Glucose and Ketone Bodies Interference in Serum Creatinine Measurement

Elevated glucose and ketone bodies found in diabetic patients cause falsely elevated creatinine using alkaline picrate (Jaffe) methods. Enzymatic methods are not affected by glucose or ketone bodies.

Bilirubin and Hemolysis Interference in Serum Creatinine Measurement

Caution should be used when the blood sample is hemolyzed or has elevated bilirubin. These interferences generally cause lower serum creatinine, but the magnitude varies depending on the specific enzymatic or alkaline picrate (Jaffe) method.

Measurement Error in Children

Children naturally have a lower serum creatinine concentration and lower serum total protein concentration than adults. As such, a measurement error using alkaline picrate (Jaffe) methods has a proportionally larger effect in a child’s sample than it would in an adult’s sample and may result in greater error in eGFR calculations in children.

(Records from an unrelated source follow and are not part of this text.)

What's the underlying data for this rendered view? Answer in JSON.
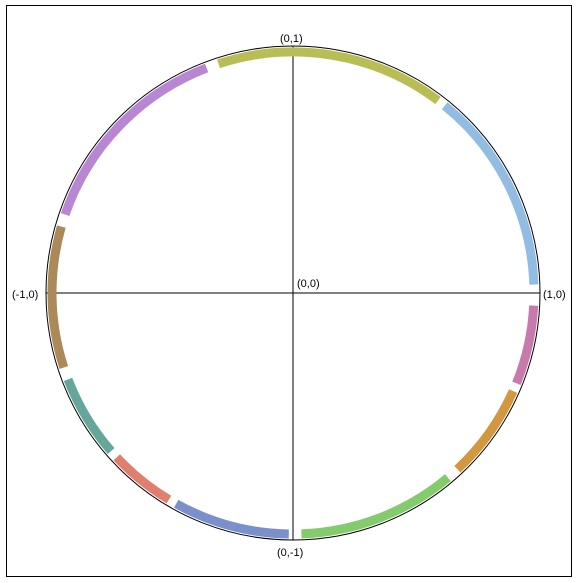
{
  "diagram": {
    "labels": {
      "top": "(0,1)",
      "right": "(1,0)",
      "bottom": "(0,-1)",
      "left": "(-1,0)",
      "center": "(0,0)"
    },
    "segments": [
      {
        "name": "olive",
        "color": "#b9bd55"
      },
      {
        "name": "sky",
        "color": "#92bde3"
      },
      {
        "name": "pink",
        "color": "#c97aac"
      },
      {
        "name": "orange",
        "color": "#d1983f"
      },
      {
        "name": "green",
        "color": "#84cb6d"
      },
      {
        "name": "blue",
        "color": "#7b8fcb"
      },
      {
        "name": "red",
        "color": "#e17f6e"
      },
      {
        "name": "teal",
        "color": "#66a79c"
      },
      {
        "name": "brown",
        "color": "#ab8958"
      },
      {
        "name": "purple",
        "color": "#b886d3"
      }
    ]
  }
}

Alternatives to Serum Creatinine Measurement

In cases where estimating GFR using serum creatinine alone may be problematic, a measured creatinine clearance or exogenously measured GFR may be indicated. Alternatively, serum/plasma cystatin C concentration may be used to estimate GFR.

Cystatin C

Cystatin C is a more recently established filtration marker that has been found to accurately assess kidney function. However, measurement of cystatin C may not be widely available in hospital laboratories in the United States due to higher cost and limited reimbursement ICD10 codes. Cystatin C is generally available from referral laboratories with longer turnaround times. . As use of the preferred 2021 Chronic Kidney Disease Epidemiology Collaboration (CKD-EPI) creatinine-cystatin C equation4 increases, the availability of and capacity for cystatin C measurement is expected to increase.

Cystatin C Measurement Error and eGFR

Similar to creatinine, using standardized cystatin C measurement procedures is crucial. Cystatin C appears to be generally less influenced by non-GFR determinants compared to creatinine. However, it is essential to acknowledge that certain non-GFR factors can still impact blood cystatin C levels, potentially affecting the precision of cystatin C-based eGFR measures. Factors such as steroid use, thyroid dysfunction, adiposity, and inflammation have been identified as contributors to elevations in cystatin C levels.5 Notably, these factors differ from those associated with creatinine non-GFR determinants. This distinction underscores one of the rationales behind combining cystatin C and creatinine for a more accurate eGFR calculation, as each biomarker complements some of the limitations of the other when used independently. However, a single parameter equation may be preferred when important non-GFR determinants are present for either creatinine or cystatin C.

Body Surface Area (BSA)

eGFR equations do not require a weight variable because the results are reported normalized to an accepted average adult BSA of 1.73 m². However, there are instances when a BSA adjustment may be necessary to compare a patient's kidney function to normal values, to the levels defining the stages of CKD, or for drug dose adjustments. For some, serum creatinine may be higher or lower due to changes in muscle mass rather than changes in kidney function.

As kidney size and function tends to be proportional to BSA, an adjustment may be needed for patients who differ from the population average used to develop the estimating equation. For people who have an amputation, those with paraplegia, frail older adults, bodybuilders, and those who have obesity, failing to make a BSA adjustment could lead to reduced accuracy in the patient’s eGFR, which could in turn influence care decisions and drug dosing.